La diplomatie pakistanaise représente aussi les intérêts diplomatiques iraniens à Washington, où Téhéran ne dispose pas d'ambassade. Le Pakistan abrite la deuxième plus grande population musulmane chiite au monde après son voisin.

Une relation personnelle avec Trump

Le puissant chef de l'armée pakistanaise, le maréchal Asim Munir, a noué une relation personnelle avec le président américain Donald Trump. Le général s'était rendu à Washington avec Shehbaz Sharif l'an dernier après les hostilités avec l'Inde.

Le premier ministre avait salué l'intervention «audacieuse et visionnaire» du président américain, tandis que Munir défendait les ambitions de ce dernier pour le prix Nobel de la paix, pour avoir empêché une escalade entre deux voisins dotés de l'arme nucléaire.

FILE - In this photo released by the Inter Services Public Relations, newly elevated Field Marshal General Asim Munir prays after laying wreath on the Martyrs monument during a special guard of honor  ...
Le maréchal Asim MunirKeystone

Le Pakistan connaît l'Iran «mieux que la plupart», a estimé Donald Trump. Leurs relations personnelles ont longtemps contribué à renforcer des liens bilatéraux façonnés par des intérêts stratégiques mouvants.

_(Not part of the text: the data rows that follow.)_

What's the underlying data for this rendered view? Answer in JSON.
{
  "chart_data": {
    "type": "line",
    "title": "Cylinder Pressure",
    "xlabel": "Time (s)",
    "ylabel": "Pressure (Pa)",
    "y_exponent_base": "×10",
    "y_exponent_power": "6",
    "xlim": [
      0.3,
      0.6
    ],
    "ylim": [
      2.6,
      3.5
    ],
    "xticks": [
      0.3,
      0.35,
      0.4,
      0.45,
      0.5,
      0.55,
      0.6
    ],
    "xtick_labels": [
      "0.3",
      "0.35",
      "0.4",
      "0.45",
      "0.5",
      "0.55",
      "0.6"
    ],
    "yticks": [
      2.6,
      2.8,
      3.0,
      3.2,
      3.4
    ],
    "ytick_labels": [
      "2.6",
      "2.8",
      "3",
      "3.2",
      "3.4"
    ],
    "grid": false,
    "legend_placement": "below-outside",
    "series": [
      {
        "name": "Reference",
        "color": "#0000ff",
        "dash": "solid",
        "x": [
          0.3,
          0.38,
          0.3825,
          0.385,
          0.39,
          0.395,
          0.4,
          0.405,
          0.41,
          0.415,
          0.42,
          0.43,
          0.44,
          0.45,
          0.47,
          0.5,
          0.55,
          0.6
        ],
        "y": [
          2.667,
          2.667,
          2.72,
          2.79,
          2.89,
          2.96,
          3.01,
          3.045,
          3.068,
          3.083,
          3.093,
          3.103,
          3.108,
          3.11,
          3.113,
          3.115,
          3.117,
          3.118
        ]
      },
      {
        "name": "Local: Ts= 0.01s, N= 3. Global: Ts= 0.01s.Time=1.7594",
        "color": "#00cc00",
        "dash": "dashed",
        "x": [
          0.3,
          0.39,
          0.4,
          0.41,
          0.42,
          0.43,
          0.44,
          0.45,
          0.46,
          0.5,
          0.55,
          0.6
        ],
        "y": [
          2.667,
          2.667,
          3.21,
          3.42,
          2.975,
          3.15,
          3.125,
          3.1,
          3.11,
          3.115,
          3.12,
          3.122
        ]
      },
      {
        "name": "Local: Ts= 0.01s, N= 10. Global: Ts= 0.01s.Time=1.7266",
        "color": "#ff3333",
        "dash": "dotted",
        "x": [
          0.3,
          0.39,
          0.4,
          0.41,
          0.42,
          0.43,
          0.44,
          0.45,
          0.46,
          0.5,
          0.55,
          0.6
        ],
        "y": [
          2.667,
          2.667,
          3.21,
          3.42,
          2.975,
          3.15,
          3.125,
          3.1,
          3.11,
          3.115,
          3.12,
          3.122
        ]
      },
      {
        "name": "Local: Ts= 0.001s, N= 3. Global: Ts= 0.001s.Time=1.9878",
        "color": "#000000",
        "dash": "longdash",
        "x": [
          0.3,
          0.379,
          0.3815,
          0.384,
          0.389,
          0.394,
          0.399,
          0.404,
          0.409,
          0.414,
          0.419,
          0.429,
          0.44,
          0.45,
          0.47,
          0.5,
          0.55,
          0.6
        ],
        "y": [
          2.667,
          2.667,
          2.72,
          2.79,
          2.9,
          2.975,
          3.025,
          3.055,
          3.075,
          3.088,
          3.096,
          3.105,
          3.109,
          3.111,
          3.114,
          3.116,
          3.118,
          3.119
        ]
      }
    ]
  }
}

Même en tant qu'allié majeur non membre de l'Otan dans la «guerre contre le terrorisme», le Pakistan a été accusé par les Etats-Unis d'abriter des jihadistes responsables d'attaques contre les troupes de la coalition en Afghanistan voisin.

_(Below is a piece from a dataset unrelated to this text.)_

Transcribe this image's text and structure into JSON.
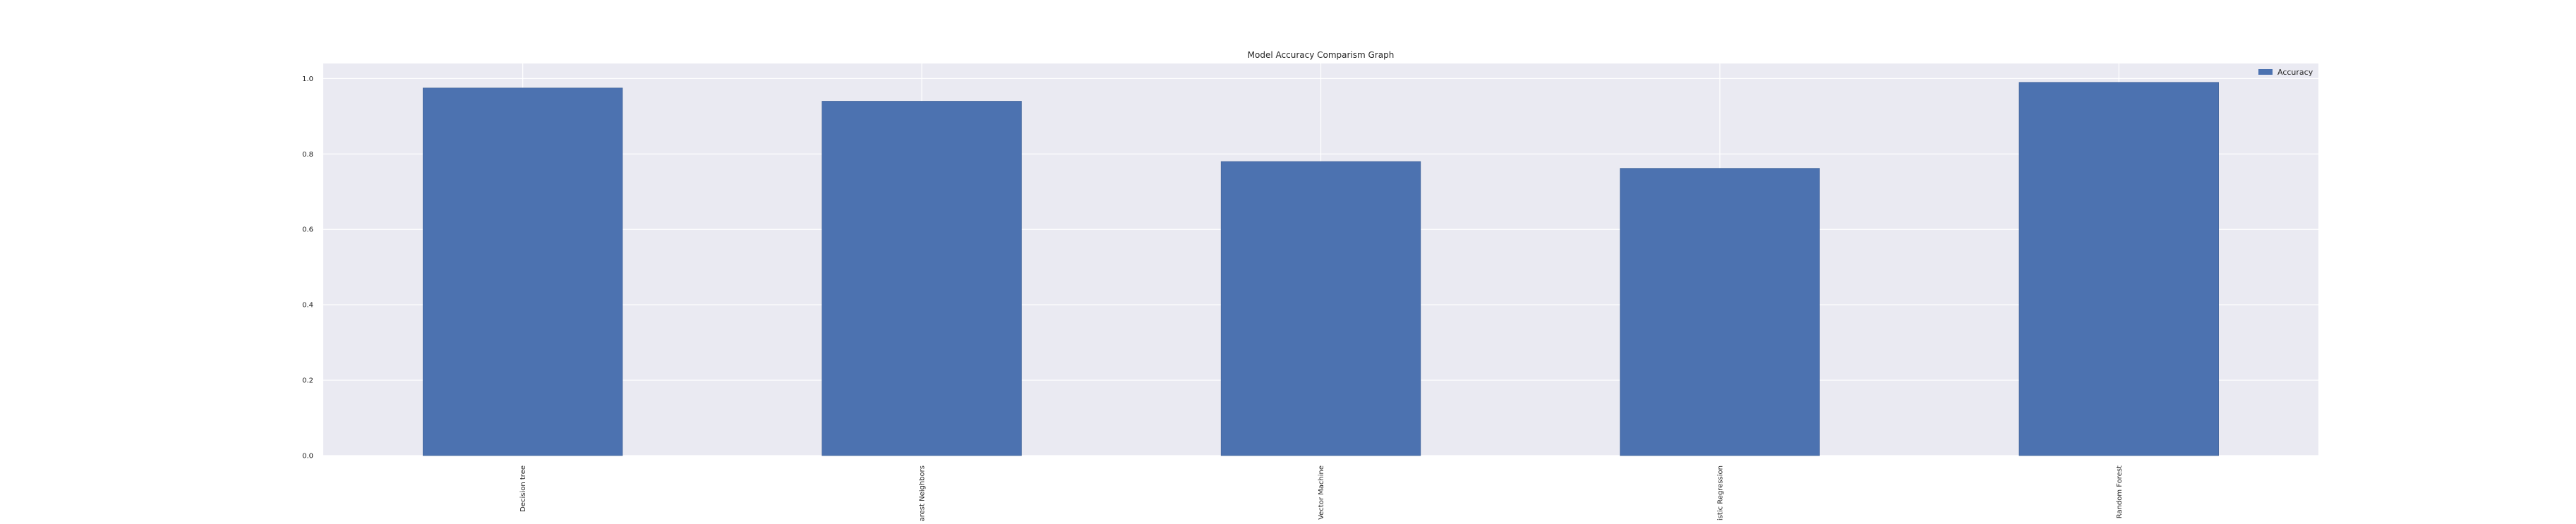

Les relations se sont encore tendues lorsque les troupes américaines ont tué le chef d'al-Qaïda Oussama ben Laden sur le sol pakistanais, en 2011 sans en informer Islamabad. Le Pakistan a été accusé de complicité dans l'hébergement du fugitif, concepteur des attentats du 11 septembre 2001.

L'influence de la Chine

Le Pakistan et l'Arabie saoudite ont signé en 2025 un accord stratégique de défense mutuelle, qui a consolidé des liens de longue date mais restreint aussi la marge de manœuvre d'Islamabad dans son soutien à Téhéran. Le gouvernement Sharif a ménagé Riyad, où le premier ministre s'est récemment rendu pour des entretiens avec le prince héritier Mohammed ben Salmane.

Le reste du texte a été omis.